No need to be so combative. Take a chill pill, zoom out and look at the reliability of the entire system and its services rather than the db in isolation. If postgres has issues, it can affect the reliability of the service further if it's also running the cache.
Besides, having the cache on separate hardware can reduce the impact on the db on spikes, which can also factor into reliability.
Having more headroom for memory and CPU can mean that you never reach the load where ot turns to service degradation on the same hw.
Obviously a purpose-built tool can perform better for a specific use-case than the swiss army knife. Which is not to diss on the latter.
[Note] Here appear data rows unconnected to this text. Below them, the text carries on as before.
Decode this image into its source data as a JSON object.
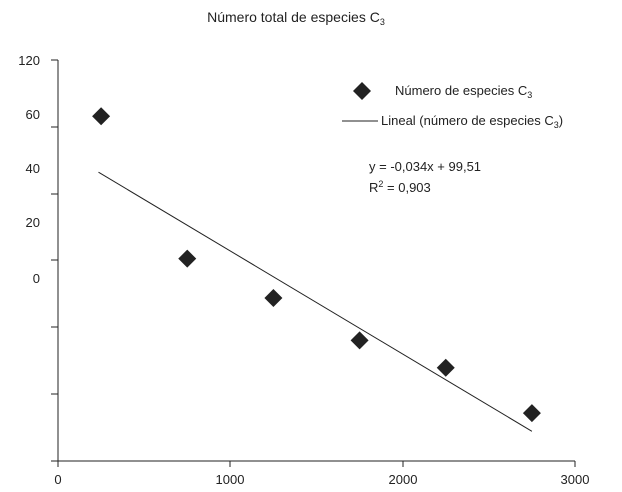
{
  "chart_data": {
    "type": "scatter",
    "title": "Número total de especies",
    "title_subscript": {
      "base": "C",
      "sub": "3"
    },
    "xlabel": "",
    "ylabel": "",
    "xlim": [
      0,
      3000
    ],
    "x_ticks": [
      "0",
      "1000",
      "2000",
      "3000"
    ],
    "y_tick_labels": [
      "120",
      "60",
      "40",
      "20",
      "0"
    ],
    "grid": false,
    "legend_position": "top-right",
    "series": [
      {
        "name": "Número de especies",
        "name_subscript": "3",
        "marker": "diamond",
        "color": "#222222",
        "x": [
          250,
          750,
          1250,
          1750,
          2250,
          2750
        ],
        "y": [
          110,
          63,
          50,
          36,
          27,
          12
        ]
      }
    ],
    "trendline": {
      "name": "Lineal (número de especies",
      "name_subscript": "3",
      "slope": -0.034,
      "intercept": 99.51,
      "x_range": [
        250,
        2750
      ],
      "color": "#222222"
    },
    "equation": "y = -0,034x + 99,51",
    "r_squared_label": "R",
    "r_squared_value": " = 0,903"
  }
}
> No need to be so combative.
You're confusing being "combative" with asking you to substantiate your extraordinary claims. You opted to make some outlandish and very broad sweeping statements, and when asked to provide any degree of substance, you resorted to talk about "chill pills"? What does that say about the substance if your claims?
> If postgres has issues, it can affect the reliability of the service further if it's also running the cache.
That assertion is meaningless, isn't it? I mean, isn't that the basis of any distributed systems analysis? That if a component has issues, it can affect the reliability of the whole system? Whether the component in question is Redis, Postgres, doesn't that always hold true?
> Besides, having the cache on separate hardware can reduce the impact on the db on spikes, which can also factor into reliability.
Again, isn't this assertion pointless? I mean, it holds true whether it's Postgres and Redis, doesn't it?
> Having more headroom for memory and CPU can mean that you never reach the load where ot turns to service degradation on the same hw.
Again, this claim is not specific to any specific service. It's meaningless to make this sort of claim to single out either Redis or Postgres.
> Obviously a purpose-built tool can perform better for a specific use-case than the swiss army knife. Which is not to diss on the latter.
Is it obvious, though? There is far more to life than synthetic benchmarks. In fact, the whole point of this sort of comparison is that for some scenarios a dedicated memory cache does not offer any tangible advantage over just using a vanilla RDBMS.
This reads as some naive auto enthusiasts claiming that a Formula 1 car is obviously better than a Volkswagen Golf because they read somewhere they go way faster, but in reality what they use the car for is to drive to the supermarket.
> You opted to make some outlandish and very broad sweeping statements, and when asked to provide any degree of substance, you resorted to talk about "chill pills"?
You are not answering to OP here. Maybe it's time for a little reflection?
> You're confusing being "combative" with asking you to substantiate your extraordinary claims. You opted to make some outlandish and very broad sweeping statements, and when asked to provide any degree of substance, you resorted to talk about "chill pills"?
what are these "extraordinary claims" you speak of? I believe it's you who are confusing me with someone else. I am not GP. You appear to be fighting windmills.
> what are these "extraordinary claims" you speak of?
The claim that using postgres to store data, such as a cache, "is a bit concerning in terms of reliability".
Can you point to where I made that claim?
Inferring one meaning for “reliability” when the original post is obviously using a different meaning suggests LLM use.
This is a class of error a human is extremely unlikely to make.
> This was the very first time I heard anyone even suggest that storing data in Postgres was a concern in terms of reliability
You seem to be reading "reliability" as "durability", when I believe the parent post meant "availability" in this context
> Do you actually have any concrete scenario in mind? Because anyone can make any system "considerably degrading", even Redis
And even Postgres. It can also happen due to seemingly random events like unusual load or network issues. What do you find outlandish about the scenario of a database server being unavailable/degraded and the cache service not being?